I’ve just been poking my head around the various tubes that make up this wonderful thing called the internet, and found an article that gives an insight into the Saab that we could have been looking at now.
I’m a firm believer that Saab does have a bright future ahead of it, but when you read this you might realise the degree of change that’s had to take place in the organisation in recent years.
This is from an interview conducted with Saab’s previous CEO, Peter Augustsson, back in 2002. To put things in context, the 9-3 Sport Sedan hasn’t yet been launched.
Q. What kind of variants will we see in the new 9-3 family?
A. Today in the 9-3 range we have three entries. Going forward we will have more than three entries. We will for sure have a convertible. But then the total range will cover what we have today but will also add variants.
Q. What elements from the concept 9-3X will make it onto the production 9-3?
A. Maybe 30 to 40 percent of what you see you will see in production cars going forward. You will see one entry (in the range) coming as a crossover type vehicle. One entry will have AWD but otherwise (the vehicles will be) traditional front-wheel cars.

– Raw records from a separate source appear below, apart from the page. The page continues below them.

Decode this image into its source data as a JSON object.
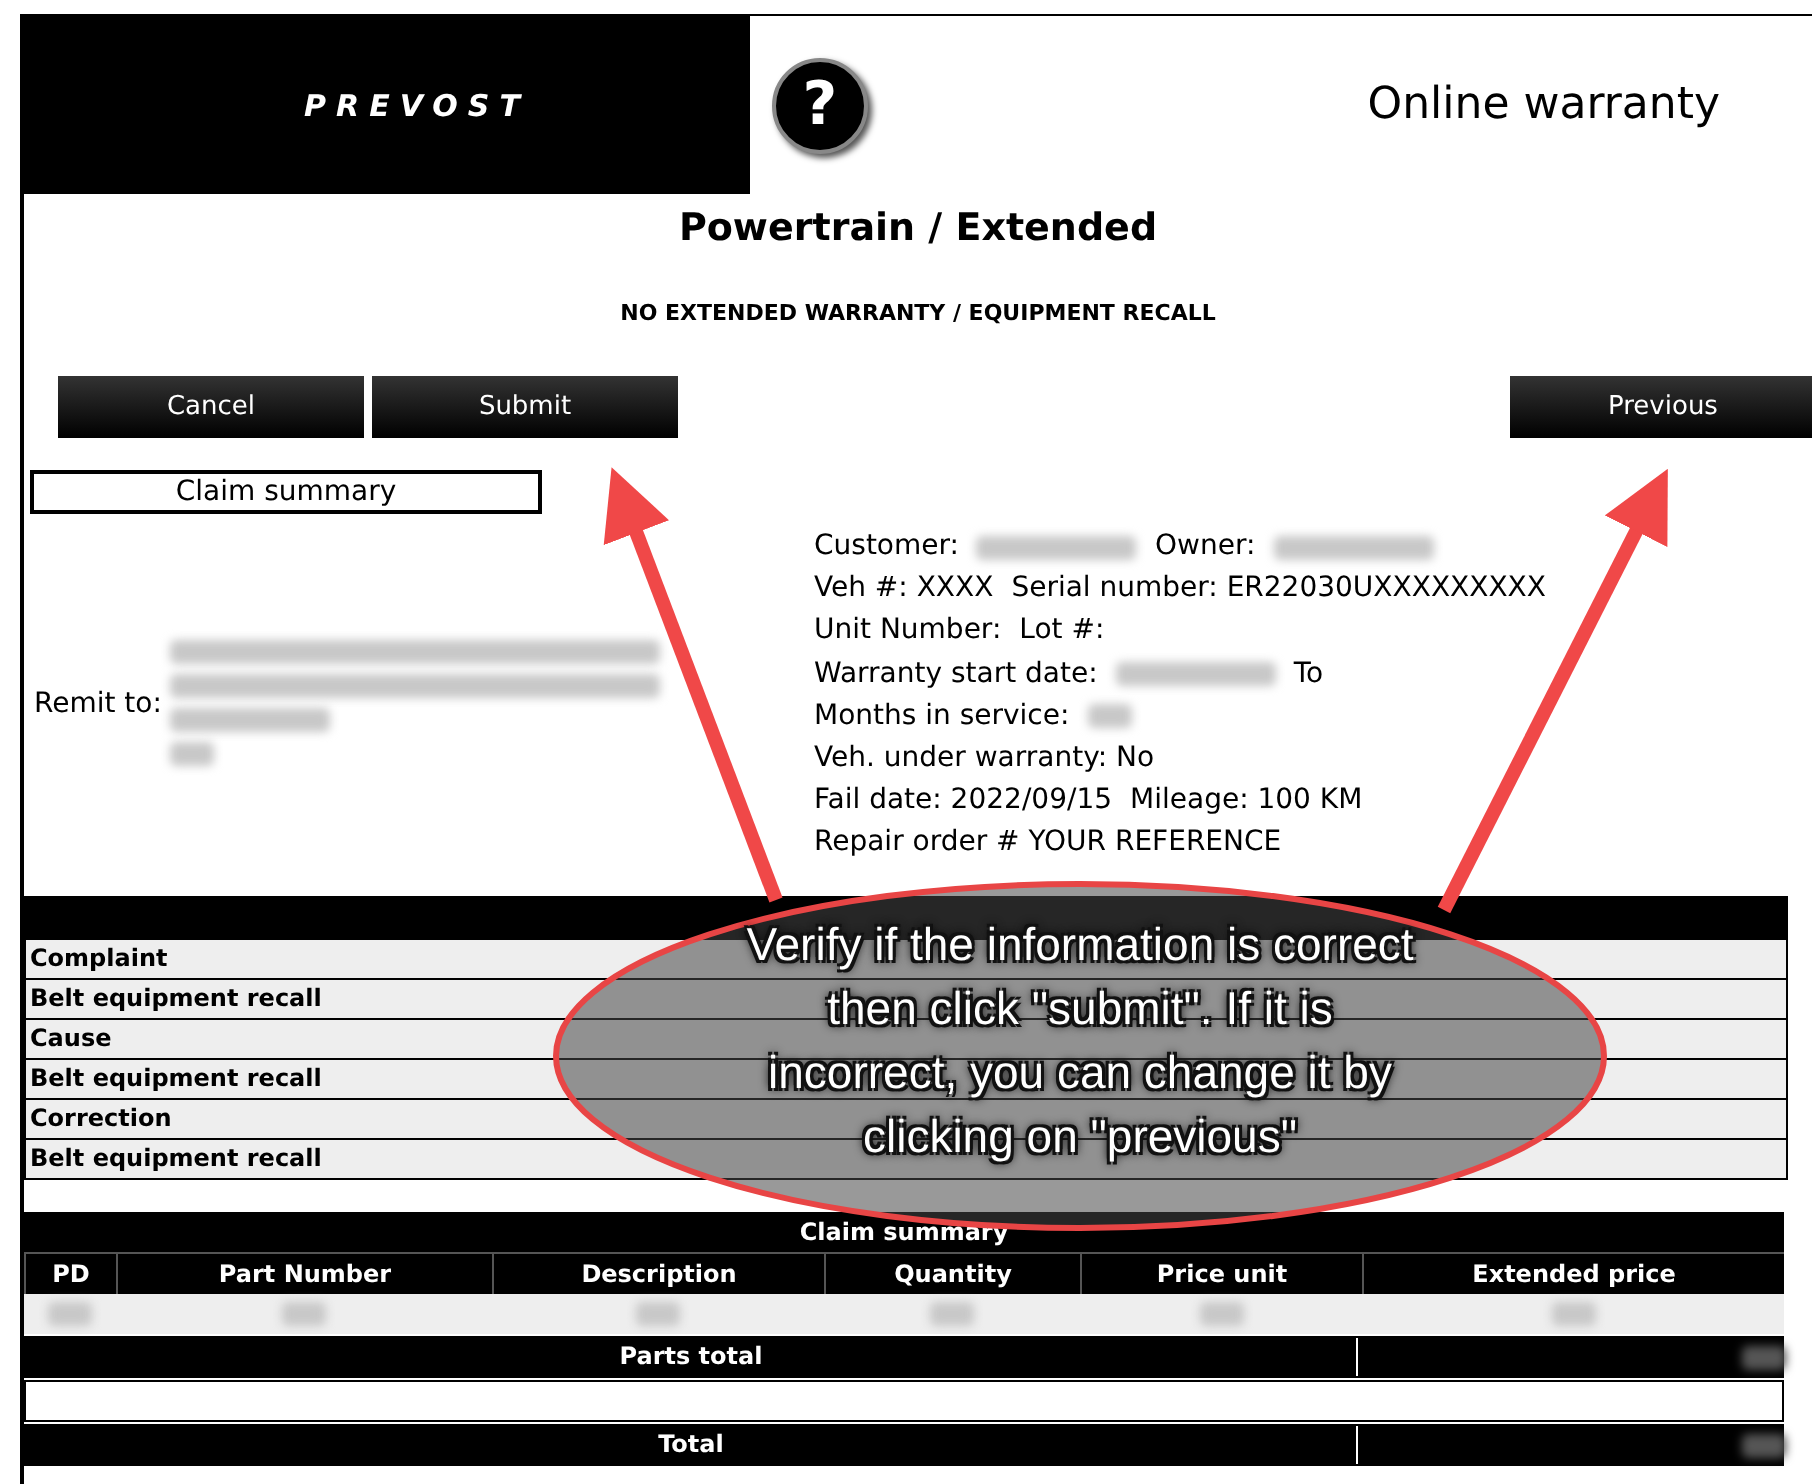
{
  "header": {
    "logo_text": "PREVOST",
    "help_button": "?",
    "title": "Online warranty"
  },
  "page_title": "Powertrain / Extended",
  "subtitle": "NO EXTENDED WARRANTY / EQUIPMENT RECALL",
  "buttons": [
    {
      "label": "Cancel"
    },
    {
      "label": "Submit"
    },
    {
      "label": "Previous"
    }
  ],
  "summary_label": "Claim summary",
  "remit": {
    "label": "Remit to:",
    "lines": [
      {
        "kind": "redacted"
      },
      {
        "kind": "redacted"
      },
      {
        "kind": "redacted"
      },
      {
        "kind": "redacted"
      }
    ]
  },
  "info_lines": [
    [
      {
        "kind": "text",
        "text": "Customer:"
      },
      {
        "kind": "redacted"
      },
      {
        "kind": "text",
        "text": "Owner:"
      },
      {
        "kind": "redacted"
      }
    ],
    [
      {
        "kind": "text",
        "text": "Veh #:  XXXX"
      },
      {
        "kind": "text",
        "text": "Serial number:  ER22030UXXXXXXXXX"
      }
    ],
    [
      {
        "kind": "text",
        "text": "Unit Number:"
      },
      {
        "kind": "text",
        "text": "Lot #:"
      }
    ],
    [
      {
        "kind": "text",
        "text": "Warranty start date:"
      },
      {
        "kind": "redacted"
      },
      {
        "kind": "text",
        "text": "To"
      }
    ],
    [
      {
        "kind": "text",
        "text": "Months in service:"
      },
      {
        "kind": "redacted"
      }
    ],
    [
      {
        "kind": "text",
        "text": "Veh. under warranty:  No"
      }
    ],
    [
      {
        "kind": "text",
        "text": "Fail date:  2022/09/15"
      },
      {
        "kind": "text",
        "text": "Mileage:  100 KM"
      }
    ],
    [
      {
        "kind": "text",
        "text": "Repair order #  YOUR REFERENCE"
      }
    ]
  ],
  "sections": [
    "Complaint",
    "Belt equipment recall",
    "Cause",
    "Belt equipment recall",
    "Correction",
    "Belt equipment recall"
  ],
  "claim_table": {
    "title": "Claim summary",
    "columns": [
      "PD",
      "Part Number",
      "Description",
      "Quantity",
      "Price unit",
      "Extended price"
    ],
    "rows": [
      {
        "cells": [
          {
            "kind": "redacted"
          },
          {
            "kind": "redacted"
          },
          {
            "kind": "redacted"
          },
          {
            "kind": "redacted"
          },
          {
            "kind": "redacted"
          },
          {
            "kind": "redacted"
          }
        ]
      }
    ],
    "totals": [
      {
        "kind": "labeled",
        "label": "Parts total"
      },
      {
        "kind": "blank"
      },
      {
        "kind": "labeled",
        "label": "Total"
      }
    ]
  },
  "callout": {
    "text": "Verify if the information is correct then click \"submit\". If it is incorrect, you can change it by clicking on \"previous\""
  }
}
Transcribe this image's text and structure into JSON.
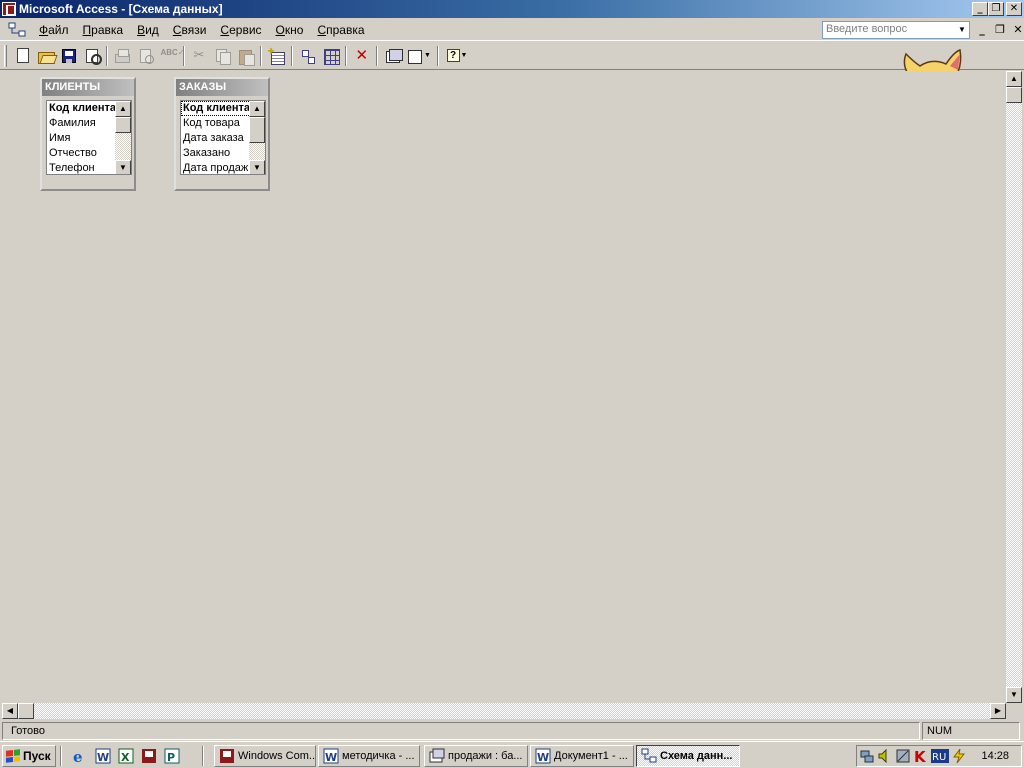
{
  "window": {
    "title": "Microsoft Access - [Схема данных]"
  },
  "menu": {
    "items": [
      "Файл",
      "Правка",
      "Вид",
      "Связи",
      "Сервис",
      "Окно",
      "Справка"
    ],
    "ask_placeholder": "Введите вопрос"
  },
  "toolbar": {
    "buttons": [
      "new-icon",
      "open-icon",
      "save-icon",
      "search-icon",
      "print-icon",
      "print-preview-icon",
      "spelling-icon",
      "cut-icon",
      "copy-icon",
      "paste-icon",
      "show-table-icon",
      "show-direct-icon",
      "show-all-icon",
      "delete-icon",
      "database-window-icon",
      "new-object-icon",
      "help-icon"
    ]
  },
  "tables": [
    {
      "title": "КЛИЕНТЫ",
      "fields": [
        "Код клиента",
        "Фамилия",
        "Имя",
        "Отчество",
        "Телефон"
      ]
    },
    {
      "title": "ЗАКАЗЫ",
      "fields": [
        "Код клиента",
        "Код товара",
        "Дата заказа",
        "Заказано",
        "Дата продаж"
      ]
    }
  ],
  "status": {
    "text": "Готово",
    "num": "NUM"
  },
  "taskbar": {
    "start_label": "Пуск",
    "tasks": [
      {
        "label": "Windows Com..."
      },
      {
        "label": "методичка - ..."
      },
      {
        "label": "продажи : ба..."
      },
      {
        "label": "Документ1 - ..."
      },
      {
        "label": "Схема данн..."
      }
    ],
    "tray_lang": "RU",
    "clock": "14:28"
  },
  "colors": {
    "titlebar_start": "#0a246a",
    "titlebar_end": "#a6caf0",
    "face": "#d4d0c8"
  }
}
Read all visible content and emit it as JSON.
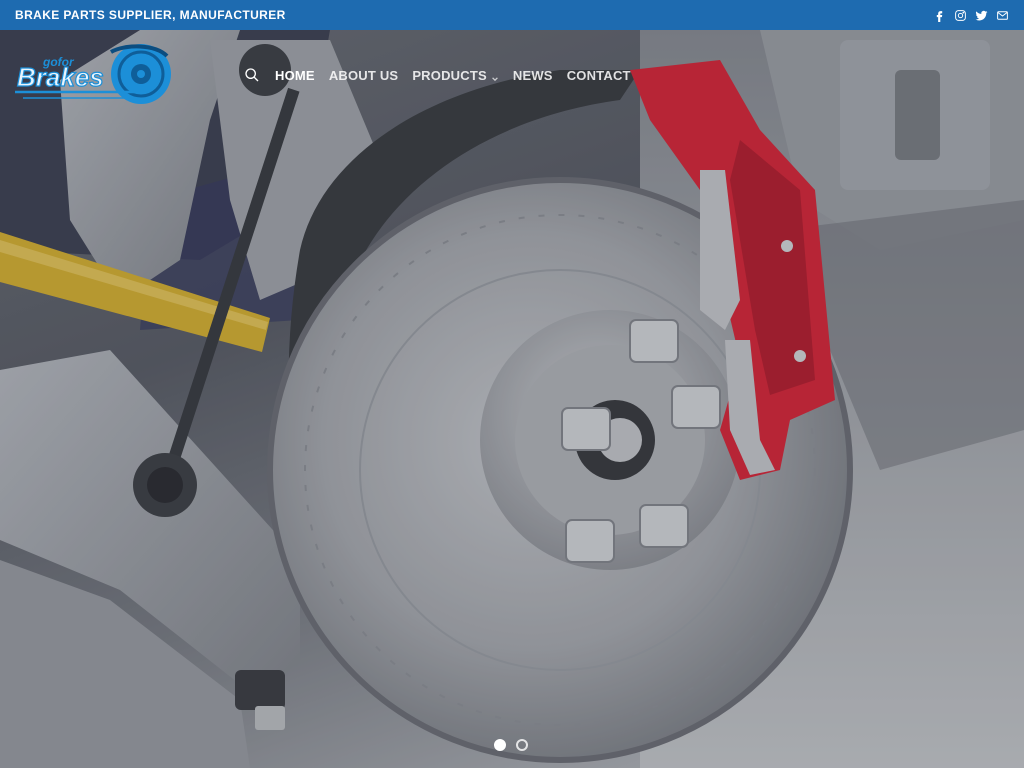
{
  "topbar": {
    "tagline": "BRAKE PARTS SUPPLIER, MANUFACTURER",
    "social": [
      "facebook-icon",
      "instagram-icon",
      "twitter-icon",
      "email-icon"
    ]
  },
  "header": {
    "logo_text_top": "gofor",
    "logo_text_main": "Brakes",
    "nav": [
      {
        "label": "HOME",
        "active": true
      },
      {
        "label": "ABOUT US",
        "active": false
      },
      {
        "label": "PRODUCTS",
        "active": false,
        "has_dropdown": true
      },
      {
        "label": "NEWS",
        "active": false
      },
      {
        "label": "CONTACT",
        "active": false
      }
    ]
  },
  "hero": {
    "subject": "brake-disc-and-caliper-image",
    "slides_count": 2,
    "active_slide": 1
  },
  "colors": {
    "topbar": "#1e6bb0",
    "caliper": "#d9273a",
    "logo_blue": "#1c8fd8"
  }
}
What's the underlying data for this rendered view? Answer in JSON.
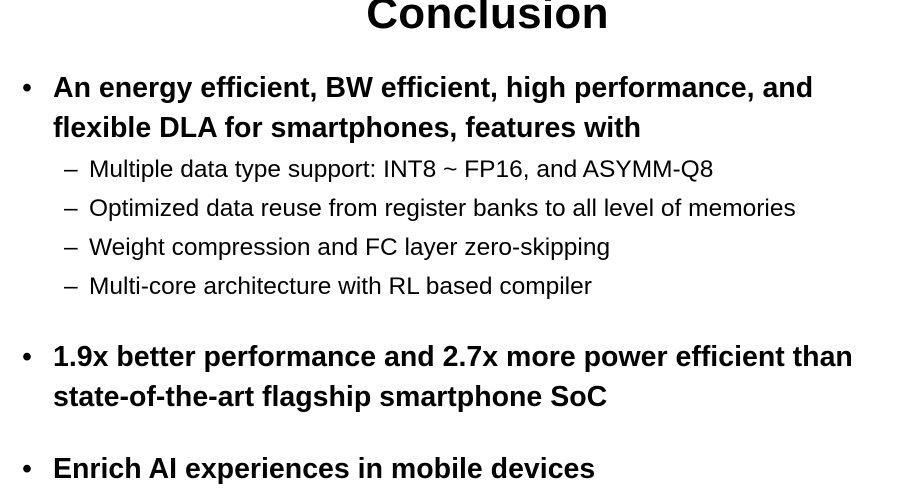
{
  "slide": {
    "title": "Conclusion",
    "bullet_symbol": "•",
    "dash_symbol": "–",
    "bullets": [
      {
        "text": "An energy efficient, BW efficient, high performance, and flexible DLA for smartphones, features with",
        "subitems": [
          "Multiple data type support: INT8 ~ FP16, and ASYMM-Q8",
          "Optimized data reuse from register banks to all level of memories",
          "Weight compression and FC layer zero-skipping",
          "Multi-core architecture with RL based compiler"
        ]
      },
      {
        "text": "1.9x better performance and 2.7x more power efficient than state-of-the-art flagship smartphone SoC"
      },
      {
        "text": "Enrich AI experiences in mobile devices"
      }
    ]
  }
}
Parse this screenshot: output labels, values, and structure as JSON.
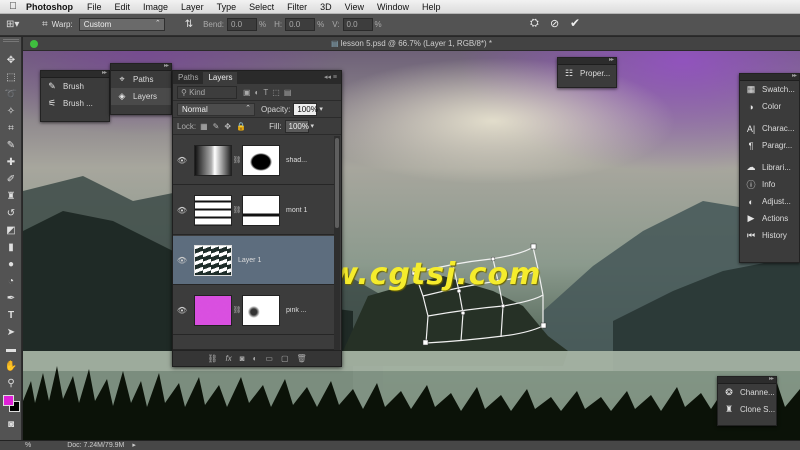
{
  "menubar": {
    "apple": "",
    "app": "Photoshop",
    "menus": [
      "File",
      "Edit",
      "Image",
      "Layer",
      "Type",
      "Select",
      "Filter",
      "3D",
      "View",
      "Window",
      "Help"
    ]
  },
  "options": {
    "warp_label": "Warp:",
    "warp_value": "Custom",
    "bend_label": "Bend:",
    "bend_value": "0.0",
    "bend_unit": "%",
    "h_label": "H:",
    "h_value": "0.0",
    "h_unit": "%",
    "v_label": "V:",
    "v_value": "0.0",
    "v_unit": "%"
  },
  "document": {
    "title": "lesson 5.psd @ 66.7% (Layer 1, RGB/8*) *"
  },
  "watermark": "www.cgtsj.com",
  "left_panel": {
    "items": [
      {
        "label": "Brush",
        "icon": "brush-icon"
      },
      {
        "label": "Brush ...",
        "icon": "brush-presets-icon"
      }
    ]
  },
  "paths_panel": {
    "items": [
      {
        "label": "Paths",
        "icon": "paths-icon"
      },
      {
        "label": "Layers",
        "icon": "layers-icon"
      }
    ]
  },
  "layers_panel": {
    "tabs": [
      "Paths",
      "Layers"
    ],
    "kind_placeholder": "Kind",
    "blend_mode": "Normal",
    "opacity_label": "Opacity:",
    "opacity_value": "100%",
    "lock_label": "Lock:",
    "fill_label": "Fill:",
    "fill_value": "100%",
    "layers": [
      {
        "name": "shad...",
        "visible": true,
        "selected": false
      },
      {
        "name": "mont 1",
        "visible": true,
        "selected": false
      },
      {
        "name": "Layer 1",
        "visible": true,
        "selected": true
      },
      {
        "name": "pink ...",
        "visible": true,
        "selected": false
      }
    ],
    "bottom_icons": [
      "link",
      "fx",
      "mask",
      "adjust",
      "folder",
      "new",
      "trash"
    ]
  },
  "properties_panel": {
    "label": "Proper..."
  },
  "right_panel": {
    "items": [
      {
        "label": "Swatch...",
        "icon": "swatches-icon"
      },
      {
        "label": "Color",
        "icon": "color-icon"
      },
      {
        "label": "Charac...",
        "icon": "character-icon"
      },
      {
        "label": "Paragr...",
        "icon": "paragraph-icon"
      },
      {
        "label": "Librari...",
        "icon": "libraries-icon"
      },
      {
        "label": "Info",
        "icon": "info-icon"
      },
      {
        "label": "Adjust...",
        "icon": "adjustments-icon"
      },
      {
        "label": "Actions",
        "icon": "actions-icon"
      },
      {
        "label": "History",
        "icon": "history-icon"
      }
    ]
  },
  "channels_panel": {
    "items": [
      {
        "label": "Channe...",
        "icon": "channels-icon"
      },
      {
        "label": "Clone S...",
        "icon": "clone-source-icon"
      }
    ]
  },
  "status": {
    "zoom": "%",
    "doc": "Doc: 7.24M/79.9M"
  },
  "colors": {
    "foreground": "#e020d8",
    "background": "#000000",
    "watermark": "#f5ec2c"
  }
}
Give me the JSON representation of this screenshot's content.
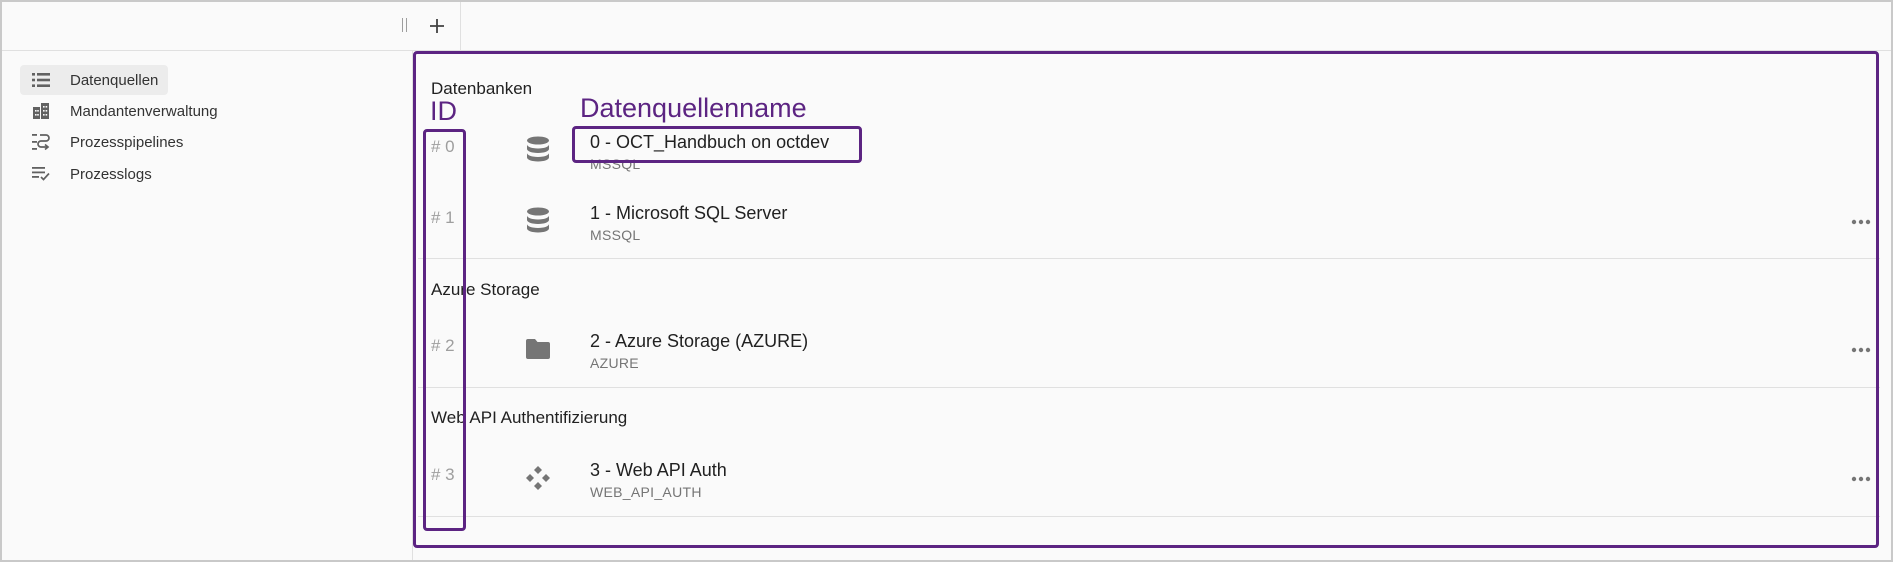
{
  "toolbar": {
    "add_label": "+"
  },
  "sidebar": {
    "items": [
      {
        "label": "Datenquellen",
        "icon": "list-icon",
        "active": true
      },
      {
        "label": "Mandantenverwaltung",
        "icon": "buildings-icon",
        "active": false
      },
      {
        "label": "Prozesspipelines",
        "icon": "pipeline-icon",
        "active": false
      },
      {
        "label": "Prozesslogs",
        "icon": "checklist-icon",
        "active": false
      }
    ]
  },
  "annotations": {
    "id_label": "ID",
    "name_label": "Datenquellenname",
    "color": "#5c2482"
  },
  "sections": [
    {
      "title": "Datenbanken",
      "rows": [
        {
          "id": "# 0",
          "icon": "database-icon",
          "name": "0 - OCT_Handbuch on octdev",
          "type": "MSSQL",
          "has_menu": false
        },
        {
          "id": "# 1",
          "icon": "database-icon",
          "name": "1 - Microsoft SQL Server",
          "type": "MSSQL",
          "has_menu": true
        }
      ]
    },
    {
      "title": "Azure Storage",
      "rows": [
        {
          "id": "# 2",
          "icon": "folder-icon",
          "name": "2 - Azure Storage (AZURE)",
          "type": "AZURE",
          "has_menu": true
        }
      ]
    },
    {
      "title": "Web API Authentifizierung",
      "rows": [
        {
          "id": "# 3",
          "icon": "web-api-icon",
          "name": "3 - Web API Auth",
          "type": "WEB_API_AUTH",
          "has_menu": true
        }
      ]
    }
  ]
}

The three variants in the original 9-3 were a 3-door, 5-door and convertible. Augustsson confirms here that there’d be at least three variants once again, being the sedan, SportCombi and Convertible that we have today. When I was in Sweden earlier this year, one guy confirmed to me that there was a number of 9-3 variations, including a hatch, that were canned. There was also the ‘soft-roader’ with AWD, quite possibly a production version of the 9-3x, albeit a tamed down version.
It’s now a known fact that Saab did a complete personalisation of the electronics of the car to such an extent that they couldn’t be used on any other GM models – a no-no in the GM world.
We’re now 10 years into a 9-5 that was planned for replacement at least a year ago. We got the facelift instead because GM weren’t happy with the 9-5 that had been developed in Sweden.
Michael Mauer resigned not too long after the 9-3 Sport Sedan’s introduction and Peter Augustsson resigned in 2005 after the decision was made to move 9-5 and 9-3 production to Russelsheim. All of the plans they made for Saab in the preceding years were shelved completely in 2005 to accommodate the direction that Saab is heading in today.
A good decision, or a poor one?
In abandoning the Augustsson-Mauer design plan, Saab missed out on the crossover market all together, and the expansion of the 9-3 range. Who knows what else might have been on the table. Saab certainly lost a portion of their individuality.
The new age started with the Aero-X and has continued with the refreshed Saab 9-3 for 2008. The new 9-5 will follow in 2009 along with the 9-4x SUV and the smaller Saab a year or two later. The quality and Saab-ness of these cars will either make or break Saab as a marque within the GM range.